Jusqu'à présent, les Nations unies ont dénombré plus de 1 200 000 Ukrainiens déplacés et environ 2 000 morts, bien qu'elles affirment que les chiffres réels sont beaucoup plus élevés et qu'ils augmentent d'heure en heure. 

Nouveau cycle de négociations

Dans le même temps, Vladimir Poutine a déclaré au chancelier allemand Olaf Scholz, lors d'un appel téléphonique vendredi, que Kiev et Moscou travaillaient à une nouvelle étape des négociations avant le week-end. "La troisième étape pourrait avoir lieu demain ou après-demain, nous sommes en contact permanent", a déclaré le conseiller présidentiel ukrainien Mikhaïl Podoliak lors d'une conférence de presse.

Toutefois, le porte-parole du Kremlin, Dmitri Peskov, a déclaré que "les négociations qui ont eu lieu étaient une bonne occasion de transmettre à la partie ukrainienne notre vision de ce problème. A partir de maintenant, tout dépendra de la réaction de la partie ukrainienne"

La Russie se retire du Fonds monétaire international 

En plus des sanctions déjà innombrables que la communauté internationale a imposées au régime de Vladimir Poutine, l'Union européenne pourrait envisager une nouvelle série de sanctions, selon la Commission européenne. Plusieurs hauts fonctionnaires de l'UE tentent de trouver des moyens d'interdire l'accès de Moscou aux financements du FMI pour le punir de son offensive en Ukraine. Toutefois, en raison de la complexité d'une telle mesure, les responsables de l'UE envisagent également de suspendre les droits de vote de la Russie au sein de l'organisation, ainsi que de bloquer les monnaies spéciales du FMI et d'autres droits spéciaux. 

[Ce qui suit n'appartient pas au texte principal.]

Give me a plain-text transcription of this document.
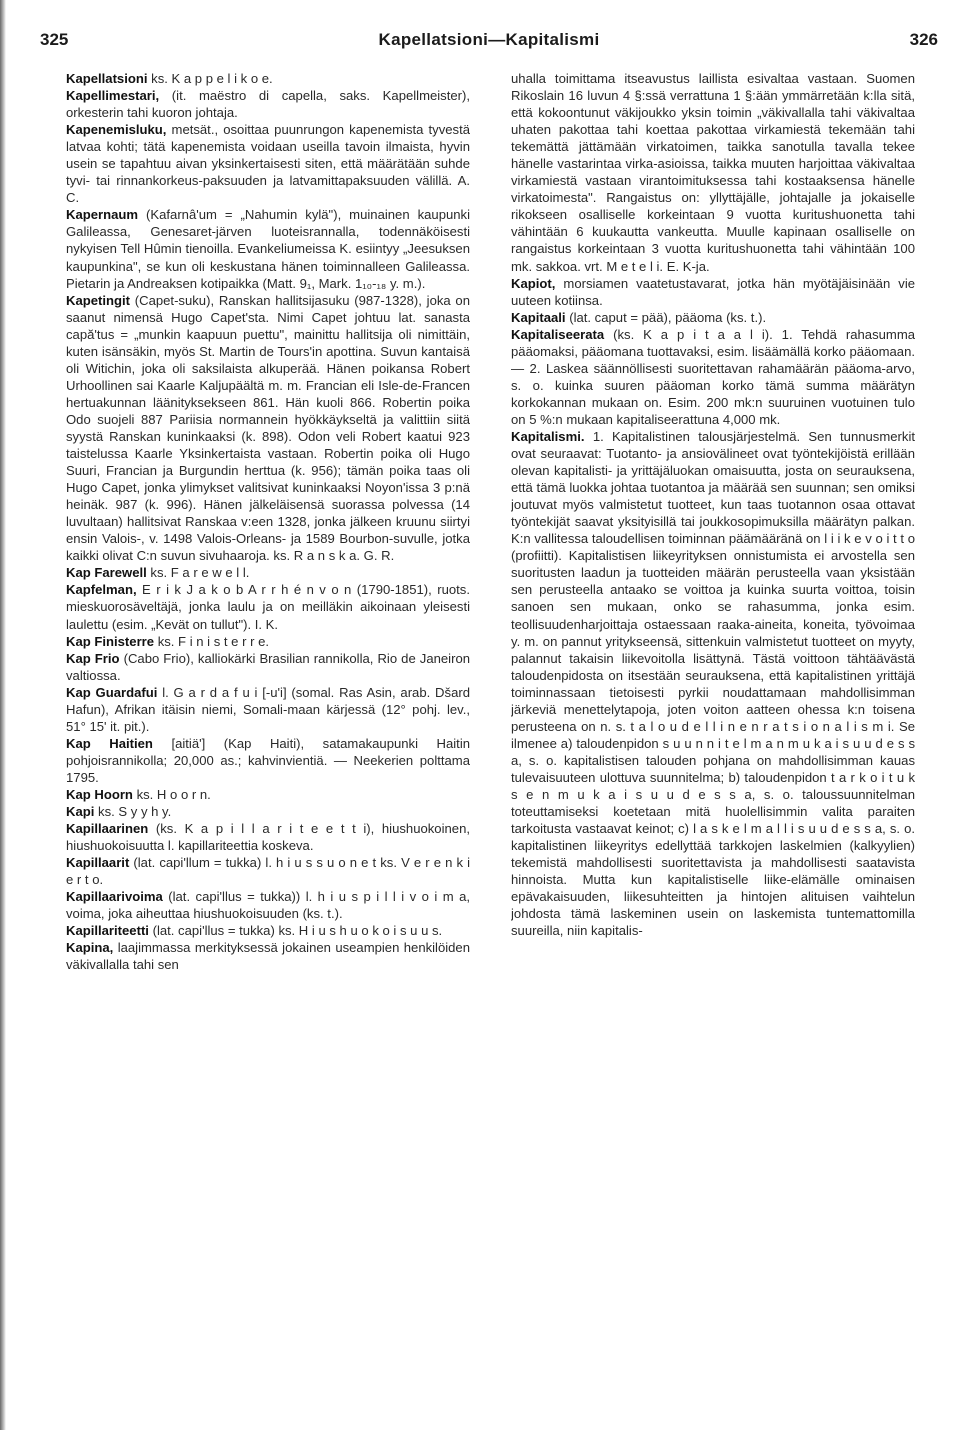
Kapellatsioni—Kapitalismi
325	326

Kapellatsioni ks. K a p p e l i k o e.

Kapellimestari, (it. maëstro di capella, saks. Kapellmeister), orkesterin tahi kuoron johtaja.

Kapenemisluku, metsät., osoittaa puunrungon kapenemista tyvestä latvaa kohti; tätä kapenemista voidaan useilla tavoin ilmaista, hyvin usein se tapahtuu aivan yksinkertaisesti siten, että määrätään suhde tyvi- tai rinnankorkeus-paksuuden ja latvamittapaksuuden välillä. A. C.

Kapernaum (Kafarnâ'um = „Nahumin kylä"), muinainen kaupunki Galileassa, Genesaret-järven luoteisrannalla, todennäköisesti nykyisen Tell Hûmin tienoilla. Evankeliumeissa K. esiintyy „Jeesuksen kaupunkina", se kun oli keskustana hänen toiminnalleen Galileassa. Pietarin ja Andreaksen kotipaikka (Matt. 9₁, Mark. 1₁₀-₁₈ y. m.).

Kapetingit (Capet-suku), Ranskan hallitsijasuku (987-1328), joka on saanut nimensä Hugo Capet'sta. Nimi Capet johtuu lat. sanasta capă'tus = „munkin kaapuun puettu", mainittu hallitsija oli nimittäin, kuten isänsäkin, myös St. Martin de Tours'in apottina. Suvun kantaisä oli Witichin, joka oli saksilaista alkuperää. Hänen poikansa Robert Urhoollinen sai Kaarle Kaljupäältä m. m. Francian eli Isle-de-Francen hertuakunnan läänityksekseen 861. Hän kuoli 866. Robertin poika Odo suojeli 887 Pariisia normannein hyökkäykseltä ja valittiin siitä syystä Ranskan kuninkaaksi (k. 898). Odon veli Robert kaatui 923 taistelussa Kaarle Yksinkertaista vastaan. Robertin poika oli Hugo Suuri, Francian ja Burgundin herttua (k. 956); tämän poika taas oli Hugo Capet, jonka ylimykset valitsivat kuninkaaksi Noyon'issa 3 p:nä heinäk. 987 (k. 996). Hänen jälkeläisensä suorassa polvessa (14 luvultaan) hallitsivat Ranskaa v:een 1328, jonka jälkeen kruunu siirtyi ensin Valois-, v. 1498 Valois-Orleans- ja 1589 Bourbon-suvulle, jotka kaikki olivat C:n suvun sivuhaaroja. ks. R a n s k a. G. R.

Kap Farewell ks. F a r e w e l l.

Kapfelman, E r i k J a k o b A r r h é n v o n (1790-1851), ruots. mieskuorosäveltäjä, jonka laulu ja on meilläkin aikoinaan yleisesti laulettu (esim. „Kevät on tullut"). I. K.

Kap Finisterre ks. F i n i s t e r r e.

Kap Frio (Cabo Frio), kalliokärki Brasilian rannikolla, Rio de Janeiron valtiossa.

Kap Guardafui l. G a r d a f u i [-u'i] (somal. Ras Asin, arab. Dšard Hafun), Afrikan itäisin niemi, Somali-maan kärjessä (12° pohj. lev., 51° 15' it. pit.).

Kap Haitien [aitiä'] (Kap Haiti), satamakaupunki Haitin pohjoisrannikolla; 20,000 as.; kahvinvientiä. — Neekerien polttama 1795.

Kap Hoorn ks. H o o r n.

Kapi ks. S y y h y.

Kapillaarinen (ks. K a p i l l a r i t e e t t i), hiushuokoinen, hiushuokoisuutta l. kapillariteettia koskeva.

Kapillaarit (lat. capi'llum = tukka) l. h i u s s u o n e t ks. V e r e n k i e r t o.

Kapillaarivoima (lat. capi'llus = tukka)) l. h i u s p i l l i v o i m a, voima, joka aiheuttaa hiushuokoisuuden (ks. t.).

Kapillariteetti (lat. capi'llus = tukka) ks. H i u s h u o k o i s u u s.

Kapina, laajimmassa merkityksessä jokainen useampien henkilöiden väkivallalla tahi sen

uhalla toimittama itseavustus laillista esivaltaa vastaan. Suomen Rikoslain 16 luvun 4 §:ssä verrattuna 1 §:ään ymmärretään k:lla sitä, että kokoontunut väkijoukko yksin toimin „väkivallalla tahi väkivaltaa uhaten pakottaa tahi koettaa pakottaa virkamiestä tekemään tahi tekemättä jättämään virkatoimen, taikka sanotulla tavalla tekee hänelle vastarintaa virka-asioissa, taikka muuten harjoittaa väkivaltaa virkamiestä vastaan virantoimituksessa tahi kostaaksensa hänelle virkatoimesta". Rangaistus on: yllyttäjälle, johtajalle ja jokaiselle rikokseen osalliselle korkeintaan 9 vuotta kuritushuonetta tahi vähintään 6 kuukautta vankeutta. Muulle kapinaan osalliselle on rangaistus korkeintaan 3 vuotta kuritushuonetta tahi vähintään 100 mk. sakkoa. vrt. M e t e l i. E. K-ja.

Kapiot, morsiamen vaatetustavarat, jotka hän myötäjäisinään vie uuteen kotiinsa.

Kapitaali (lat. caput = pää), pääoma (ks. t.).

Kapitaliseerata (ks. K a p i t a a l i). 1. Tehdä rahasumma pääomaksi, pääomana tuottavaksi, esim. lisäämällä korko pääomaan. — 2. Laskea säännöllisesti suoritettavan rahamäärän pääoma-arvo, s. o. kuinka suuren pääoman korko tämä summa määrätyn korkokannan mukaan on. Esim. 200 mk:n suuruinen vuotuinen tulo on 5 %:n mukaan kapitaliseerattuna 4,000 mk.

Kapitalismi. 1. Kapitalistinen talousjärjestelmä. Sen tunnusmerkit ovat seuraavat: Tuotanto- ja ansiovälineet ovat työntekijöistä erillään olevan kapitalisti- ja yrittäjäluokan omaisuutta, josta on seurauksena, että tämä luokka johtaa tuotantoa ja määrää sen suunnan; sen omiksi joutuvat myös valmistetut tuotteet, kun taas tuotannon osaa ottavat työntekijät saavat yksityisillä tai joukkosopimuksilla määrätyn palkan. K:n vallitessa taloudellisen toiminnan päämääränä on l i i k e v o i t t o (profiitti). Kapitalistisen liikeyrityksen onnistumista ei arvostella sen suoritusten laadun ja tuotteiden määrän perusteella vaan yksistään sen perusteella antaako se voittoa ja kuinka suurta voittoa, toisin sanoen sen mukaan, onko se rahasumma, jonka esim. teollisuudenharjoittaja ostaessaan raaka-aineita, koneita, työvoimaa y. m. on pannut yritykseensä, sittenkuin valmistetut tuotteet on myyty, palannut takaisin liikevoitolla lisättynä. Tästä voittoon tähtäävästä taloudenpidosta on itsestään seurauksena, että kapitalistinen yrittäjä toiminnassaan tietoisesti pyrkii noudattamaan mahdollisimman järkeviä menettelytapoja, joten voiton aatteen ohessa k:n toisena perusteena on n. s. t a l o u d e l l i n e n r a t s i o n a l i s m i. Se ilmenee a) taloudenpidon s u u n n i t e l m a n m u k a i s u u d e s s a, s. o. kapitalistisen talouden pohjana on mahdollisimman kauas tulevaisuuteen ulottuva suunnitelma; b) taloudenpidon t a r k o i t u k s e n m u k a i s u u d e s s a, s. o. taloussuunnitelman toteuttamiseksi koetetaan mitä huolellisimmin valita paraiten tarkoitusta vastaavat keinot; c) l a s k e l m a l l i s u u d e s s a, s. o. kapitalistinen liikeyritys edellyttää tarkkojen laskelmien (kalkyylien) tekemistä mahdollisesti suoritettavista ja mahdollisesti saatavista hinnoista. Mutta kun kapitalistiselle liike-elämälle ominaisen epävakaisuuden, liikesuhteitten ja hintojen alituisen vaihtelun johdosta tämä laskeminen usein on laskemista tuntemattomilla suureilla, niin kapitalis-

Dans ce scénario, le président russe a conseillé à ses voisins de "ne pas aggraver la situation et de ne pas imposer de limites". "Il n'y a pas de mauvaises intentions envers nos voisins. Je leur conseille donc de ne pas aggraver la situation, de ne pas introduire de sanctions supplémentaires", a prévenu M. Poutine lors de son intervention sur Rossiya 24. "Nous ne voyons pas la nécessité d'aggraver ou de détériorer nos relations. Toutes nos actions surviennent toujours exclusivement en réponse à des actions hostiles, des actions contre la Fédération de Russie."